Судоплатов возник рядом с немцем без шума. Тот даже удивиться не успел, а нож уже входил ему в сердце, направленный правой рукой. Левой ладонью Павел нажимал на рукоять, чтобы лезвие не скользнуло по ребрам. Обтерев нож о свитер, Судоплатов схватил «МП-40», снял с мертвяка запасные магазины и оттащил в сугроб, наскоро забросав снегом. Покойся с миром…
Догнав друзей, Павел присоединился ко всей честной компании, и вчетвером они вышли к передовой. Из леса открывались окопы, зигзагом прочерчивавшие пологий склон возвышенности, свободной от леса.
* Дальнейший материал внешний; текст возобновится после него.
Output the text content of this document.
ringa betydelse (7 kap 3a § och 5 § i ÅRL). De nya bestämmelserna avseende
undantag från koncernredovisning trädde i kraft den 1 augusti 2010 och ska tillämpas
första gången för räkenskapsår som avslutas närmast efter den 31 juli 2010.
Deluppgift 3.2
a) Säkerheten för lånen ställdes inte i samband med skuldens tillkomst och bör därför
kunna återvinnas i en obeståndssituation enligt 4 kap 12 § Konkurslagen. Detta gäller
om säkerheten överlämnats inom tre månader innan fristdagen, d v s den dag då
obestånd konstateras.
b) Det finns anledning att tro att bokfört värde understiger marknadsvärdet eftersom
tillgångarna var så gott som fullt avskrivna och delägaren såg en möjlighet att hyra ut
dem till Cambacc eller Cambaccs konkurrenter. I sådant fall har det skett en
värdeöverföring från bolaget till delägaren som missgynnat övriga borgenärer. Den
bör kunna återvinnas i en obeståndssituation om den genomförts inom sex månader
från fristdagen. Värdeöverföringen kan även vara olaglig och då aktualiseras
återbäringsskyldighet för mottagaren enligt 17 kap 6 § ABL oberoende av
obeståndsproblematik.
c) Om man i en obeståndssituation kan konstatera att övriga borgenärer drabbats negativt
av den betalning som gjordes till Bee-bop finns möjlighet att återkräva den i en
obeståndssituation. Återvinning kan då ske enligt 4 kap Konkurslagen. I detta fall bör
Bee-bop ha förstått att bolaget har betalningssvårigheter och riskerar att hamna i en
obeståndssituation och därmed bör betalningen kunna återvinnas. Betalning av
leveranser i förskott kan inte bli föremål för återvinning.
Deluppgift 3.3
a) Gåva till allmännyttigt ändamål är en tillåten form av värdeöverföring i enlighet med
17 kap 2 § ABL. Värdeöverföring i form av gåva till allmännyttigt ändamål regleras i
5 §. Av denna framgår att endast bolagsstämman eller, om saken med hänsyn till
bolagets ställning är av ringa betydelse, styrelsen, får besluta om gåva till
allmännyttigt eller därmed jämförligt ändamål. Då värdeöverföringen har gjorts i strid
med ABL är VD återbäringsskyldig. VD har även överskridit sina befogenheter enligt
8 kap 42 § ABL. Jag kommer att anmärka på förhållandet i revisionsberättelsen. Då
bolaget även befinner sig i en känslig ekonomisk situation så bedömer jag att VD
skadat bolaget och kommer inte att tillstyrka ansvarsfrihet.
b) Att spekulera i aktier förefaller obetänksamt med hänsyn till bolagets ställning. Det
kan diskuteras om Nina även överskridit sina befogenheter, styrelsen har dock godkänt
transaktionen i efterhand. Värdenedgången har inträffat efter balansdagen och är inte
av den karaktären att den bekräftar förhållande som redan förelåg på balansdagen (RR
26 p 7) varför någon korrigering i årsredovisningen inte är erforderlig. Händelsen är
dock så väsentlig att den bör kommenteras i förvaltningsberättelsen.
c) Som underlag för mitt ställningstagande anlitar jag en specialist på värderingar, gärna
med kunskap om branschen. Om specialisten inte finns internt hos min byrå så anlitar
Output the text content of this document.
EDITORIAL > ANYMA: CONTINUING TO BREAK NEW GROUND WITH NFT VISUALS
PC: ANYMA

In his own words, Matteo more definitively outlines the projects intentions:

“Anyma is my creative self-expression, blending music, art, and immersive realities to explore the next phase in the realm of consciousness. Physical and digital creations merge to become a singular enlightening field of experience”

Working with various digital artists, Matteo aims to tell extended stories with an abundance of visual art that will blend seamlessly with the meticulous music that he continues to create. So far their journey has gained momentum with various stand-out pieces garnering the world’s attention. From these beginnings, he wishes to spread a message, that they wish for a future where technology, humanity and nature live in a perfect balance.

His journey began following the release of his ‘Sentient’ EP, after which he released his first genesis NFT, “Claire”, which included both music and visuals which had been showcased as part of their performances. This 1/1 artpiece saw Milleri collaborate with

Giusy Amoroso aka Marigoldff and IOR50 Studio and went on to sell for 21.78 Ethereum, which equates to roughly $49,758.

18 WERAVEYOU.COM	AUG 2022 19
Изрытый взрывами снарядов и бомб, склон был усеян телами в серых шинелях. Две сгоревшие «тридцатьчетверки» клонили пушки к земле, поодаль темнели три подбитых «тройки».
– Ждем, – шепнул Судоплатов.
Ждать оставалось недолго – солнце село, наваливался сумрак, тени смыкались в темноту. Со стороны немецких окопов не доносилось ни звука, но доверять тишине не хотелось – доверчивым достаются первые пули. Прядкина заметно колотило.
– Мерзнешь, волчий хвост? – ухмыльнулся Филиных.
– Нервы не в порядке, – буркнул радист.
– Ти-хо!
Канонада замолкала, лишь далеко на востоке слышались взрывы. Войска брали паузу, чтобы забыться коротким сном, чтобы не отдохнуть даже, а просто переждать ночь. Расставшись со снегоступами, Судоплатов пополз к окопам и спрыгнул в траншею, наступив на что-то мягкое. На труп в немецкой форме. Неподалеку лежал еще один «зольдатик». Еле слышный шорох заставил Павла вжаться в нишу, вырубленную в студеной земле – из-за поворота вынырнуло белое привидение, боец в маскхалате. Споткнувшись, он отпустил матерок шепотом, и Судоплатову полегчало – свои! Еще бы не прикончили ненароком… Когда разведчик оказался рядом, Павел молниеносным движением блокировал его руку, приставляя пистолет и негромко, но резко скомандовав:
– Свои! Не дергаться!
Боец, конечно же, дернулся – и застонал от боли в заломленной руке.